[Tremor] Notes on Implementing Tremor on an ARM7TDMI CPU
Timmy Brolin
timmy at home.se
Sat Dec 6 07:53:15 PST 2008
>> As a reference, I ported the Tremor library to the 66MHz ARM9 on the
>> Nintendo DS. Once I enabled the assembly language implementation, I
>> didn't have any performance issues.
>>
>> Now, I don't know how much extra performance room I had left, but it
>> was capable of decoding, streaming from Wifi, writing a raster to the
>> display, and reading off of a flash device without me having to do
>> anything strange to get performance.
>>
>> -a
>>
>>
> According to WikiPedia, the Nintendo DS has the same ARM7TDMI core as
> what I am using. I just overclocked mine to very close to 66MHz and so
> far it seems to be working fine. In fact, from what I can tell, aside
> from your CPU likely reading code out of RAM rather than flash, they
> seem identical. No cache, same core, etc. So, it may be that executing
> out of RAM makes all the difference.
>
Note that the Nintendo DS has two processors. One ARM9 and one ARM7TDMI.
> So far this CPU seems stable @ 66MHz (w/ flash @ 33MHz). I may be able
> to push it more. I'd rather not rely on that if possible, though.
>
> I really think that if it's 75% real time, I can get it to be faster
> than real time, but without a better idea of which routines are the most
> critical I agree it's going to be tough.

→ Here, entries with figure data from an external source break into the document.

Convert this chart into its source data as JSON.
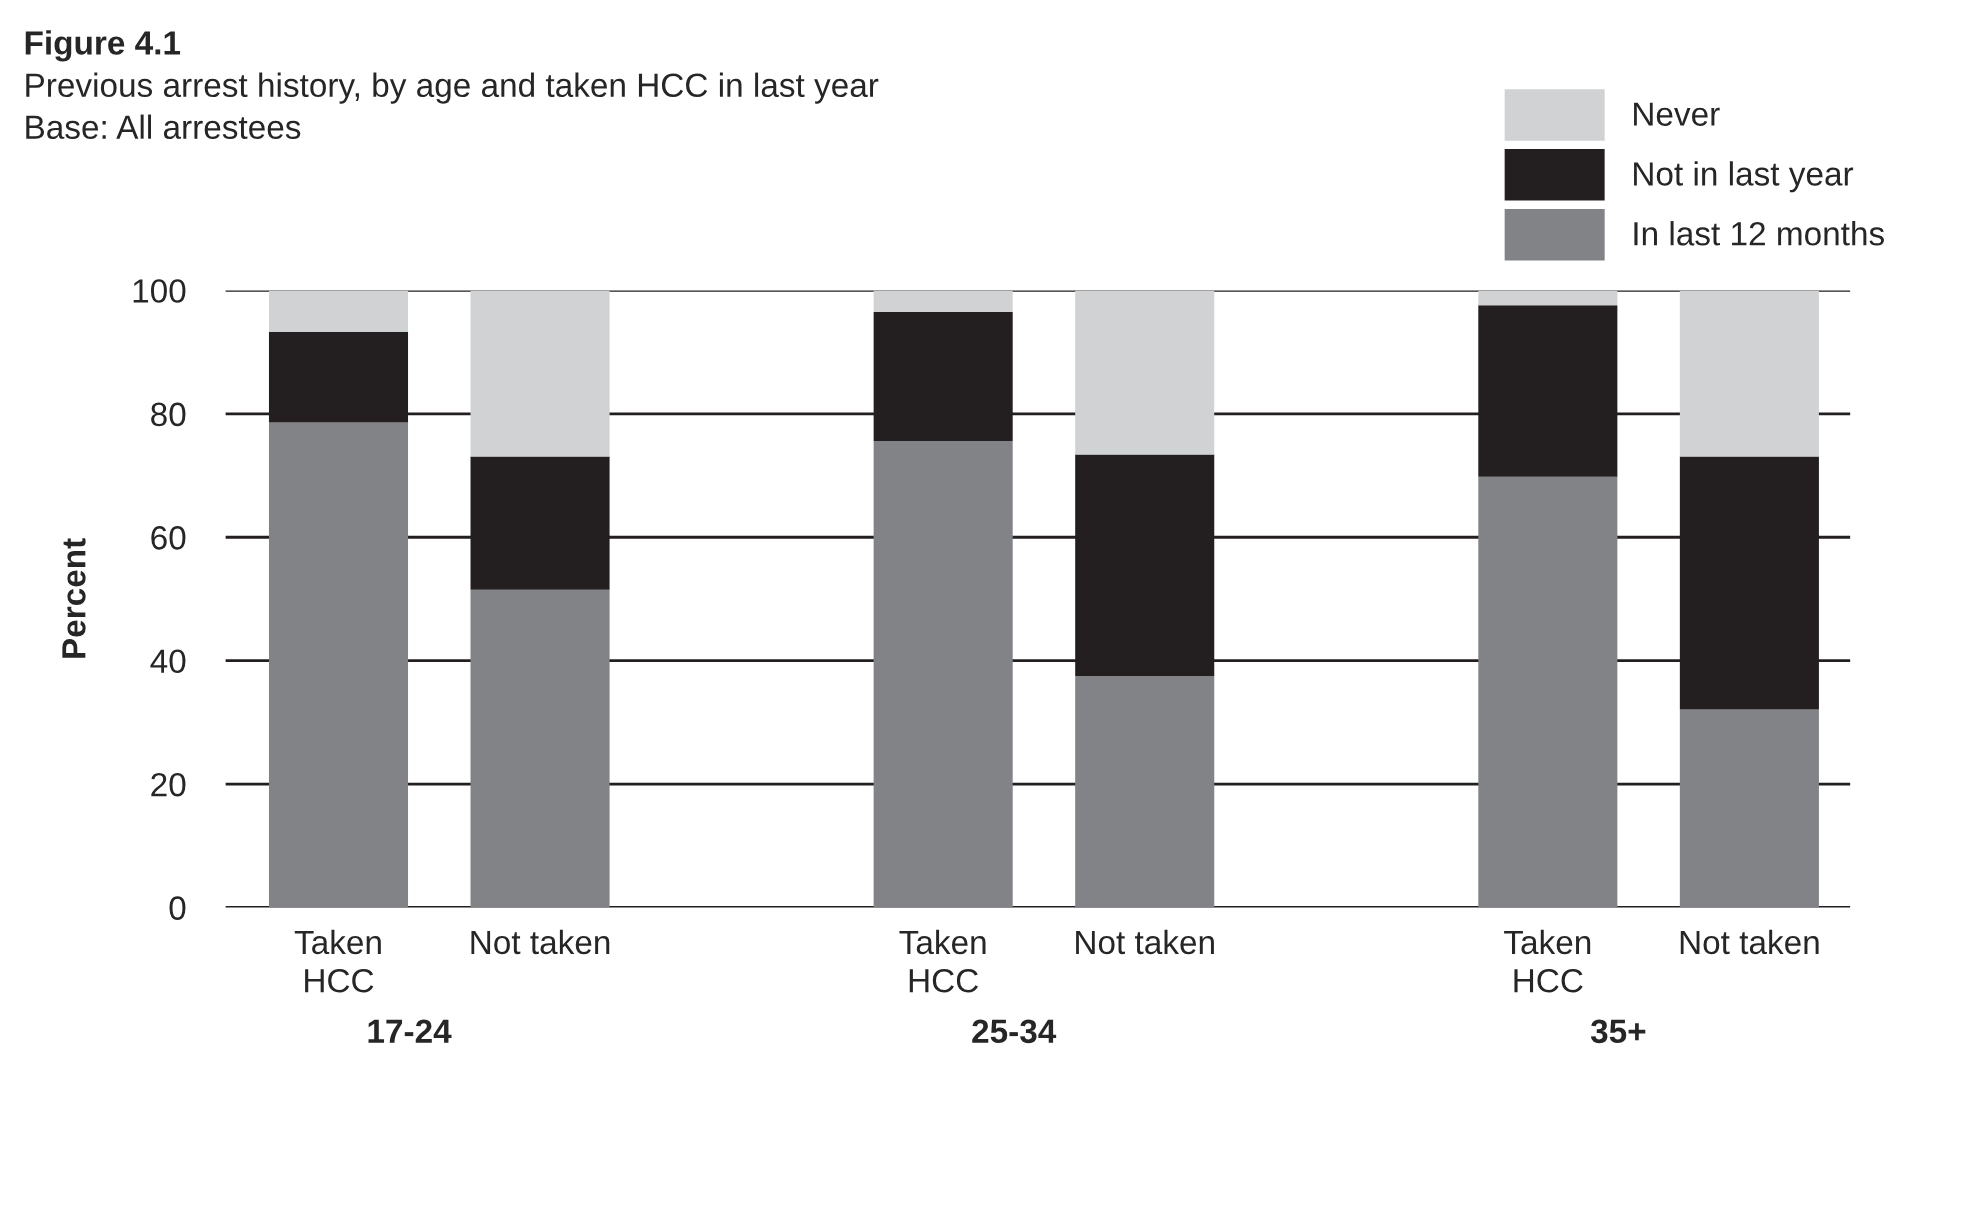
{
  "chart_data": {
    "type": "bar",
    "title": "Figure 4.1",
    "subtitle": "Previous arrest history, by age and taken HCC in last year\nBase: All arrestees",
    "ylabel": "Percent",
    "categories": [
      "Taken\nHCC",
      "Not taken",
      null,
      "Taken\nHCC",
      "Not taken",
      null,
      "Taken\nHCC",
      "Not taken"
    ],
    "annotations": [
      "17-24",
      "25-34",
      "35+"
    ],
    "stacked": true,
    "series": [
      {
        "name": "In last 12 months",
        "color": "#828387",
        "values": [
          78.6,
          51.5,
          null,
          75.6,
          37.5,
          null,
          69.8,
          32.1
        ]
      },
      {
        "name": "Not in last year",
        "color": "#231f20",
        "values": [
          14.7,
          21.6,
          null,
          20.9,
          35.9,
          null,
          27.8,
          41.0
        ]
      },
      {
        "name": "Never",
        "color": "#d1d2d4",
        "values": [
          6.7,
          26.9,
          null,
          3.5,
          26.6,
          null,
          2.4,
          26.9
        ]
      }
    ],
    "ylim": [
      0,
      100
    ],
    "yticks": [
      0,
      20,
      40,
      60,
      80,
      100
    ],
    "grid": "y",
    "legend": "top right"
  }
}
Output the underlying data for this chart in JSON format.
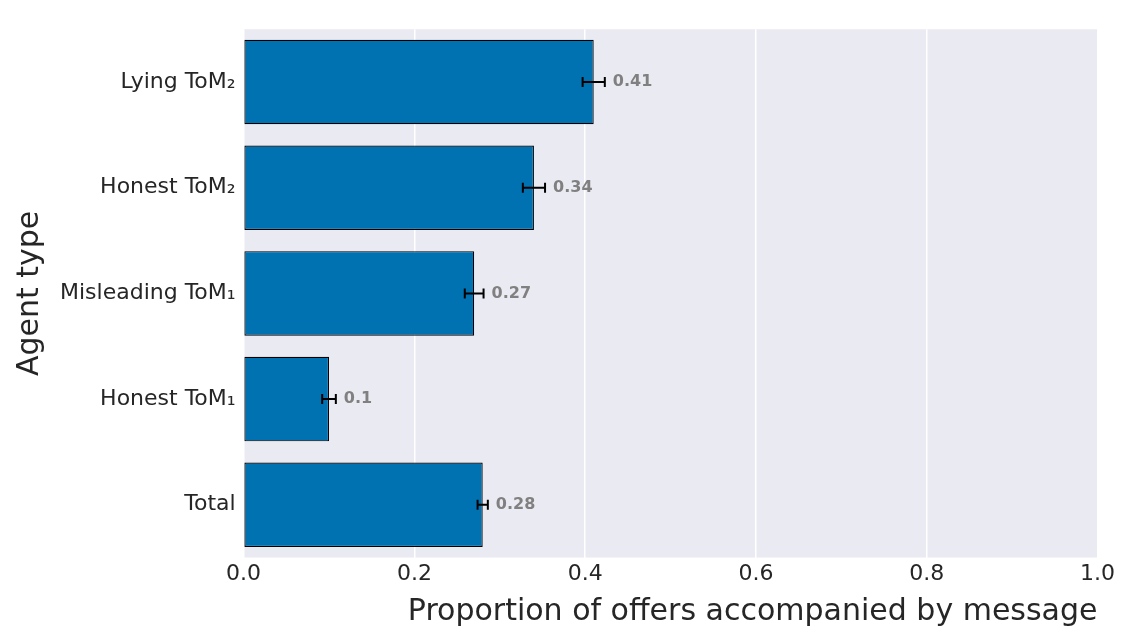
{
  "chart_data": {
    "type": "bar",
    "orientation": "horizontal",
    "xlabel": "Proportion of offers accompanied by message",
    "ylabel": "Agent type",
    "categories": [
      "Lying ToM₂",
      "Honest ToM₂",
      "Misleading ToM₁",
      "Honest ToM₁",
      "Total"
    ],
    "values": [
      0.41,
      0.34,
      0.27,
      0.1,
      0.28
    ],
    "errors": [
      0.013,
      0.013,
      0.011,
      0.008,
      0.006
    ],
    "color": "#0072b2",
    "data_labels": true,
    "xlim": [
      0,
      1
    ],
    "xticks": [
      {
        "value": 0,
        "label": "0.0"
      },
      0.2,
      0.4,
      0.6,
      0.8,
      {
        "value": 1,
        "label": "1.0"
      }
    ],
    "grid": "x",
    "legend": false
  }
}
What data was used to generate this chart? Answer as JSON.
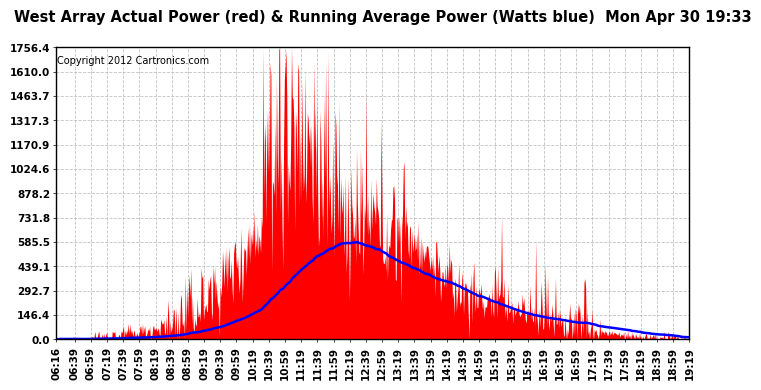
{
  "title": "West Array Actual Power (red) & Running Average Power (Watts blue)  Mon Apr 30 19:33",
  "copyright": "Copyright 2012 Cartronics.com",
  "yticks": [
    0.0,
    146.4,
    292.7,
    439.1,
    585.5,
    731.8,
    878.2,
    1024.6,
    1170.9,
    1317.3,
    1463.7,
    1610.0,
    1756.4
  ],
  "ymin": 0.0,
  "ymax": 1756.4,
  "bg_color": "#ffffff",
  "plot_bg_color": "#ffffff",
  "grid_color": "#bbbbbb",
  "red_color": "#ff0000",
  "blue_color": "#0000ff",
  "title_fontsize": 10.5,
  "copyright_fontsize": 7,
  "tick_fontsize": 7.5,
  "xtick_labels": [
    "06:16",
    "06:39",
    "06:59",
    "07:19",
    "07:39",
    "07:59",
    "08:19",
    "08:39",
    "08:59",
    "09:19",
    "09:39",
    "09:59",
    "10:19",
    "10:39",
    "10:59",
    "11:19",
    "11:39",
    "11:59",
    "12:19",
    "12:39",
    "12:59",
    "13:19",
    "13:39",
    "13:59",
    "14:19",
    "14:39",
    "14:59",
    "15:19",
    "15:39",
    "15:59",
    "16:19",
    "16:39",
    "16:59",
    "17:19",
    "17:39",
    "17:59",
    "18:19",
    "18:39",
    "18:59",
    "19:19"
  ]
}
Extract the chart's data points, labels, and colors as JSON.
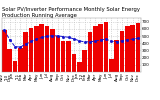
{
  "title": "Solar PV/Inverter Performance Monthly Solar Energy Production Running Average",
  "months": [
    "Nov\n'10",
    "Dec",
    "Jan\n'11",
    "Feb",
    "Mar",
    "Apr",
    "May",
    "Jun",
    "Jul",
    "Aug",
    "Sep",
    "Oct",
    "Nov",
    "Dec",
    "Jan\n'12",
    "Feb",
    "Mar",
    "Apr",
    "May",
    "Jun",
    "Jul",
    "Aug",
    "Sep",
    "Oct",
    "Nov",
    "Dec"
  ],
  "production": [
    580,
    320,
    155,
    330,
    550,
    610,
    640,
    660,
    640,
    600,
    500,
    430,
    430,
    250,
    140,
    310,
    560,
    640,
    670,
    690,
    180,
    440,
    570,
    640,
    650,
    680
  ],
  "running_avg": [
    580,
    450,
    352,
    346,
    388,
    424,
    455,
    481,
    495,
    504,
    501,
    493,
    482,
    460,
    434,
    417,
    420,
    430,
    444,
    458,
    424,
    423,
    432,
    447,
    457,
    470
  ],
  "bar_color": "#EE0000",
  "line_color": "#1111CC",
  "bg_color": "#FFFFFF",
  "plot_bg": "#FFFFFF",
  "ylim": [
    0,
    750
  ],
  "ytick_vals": [
    100,
    200,
    300,
    400,
    500,
    600,
    700
  ],
  "grid_color": "#BBBBBB",
  "title_fontsize": 3.8,
  "tick_fontsize": 3.0,
  "line_width": 0.7,
  "marker_size": 1.0
}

I'll try to get profiling
> working again.
>
>
Since your flash memory is single cycle for thumb, and double cycle for
ARM, I would suggest you put your ARM code in RAM and keep the thumb
code in flash. That is the typical arrangement on the Nintendo gameboy
advance which has a 16bit flash, and 32bit single cycle RAM.
The ARM assembly optimized routines should get a nice performance boost
if you move them from flash to single cycle RAM.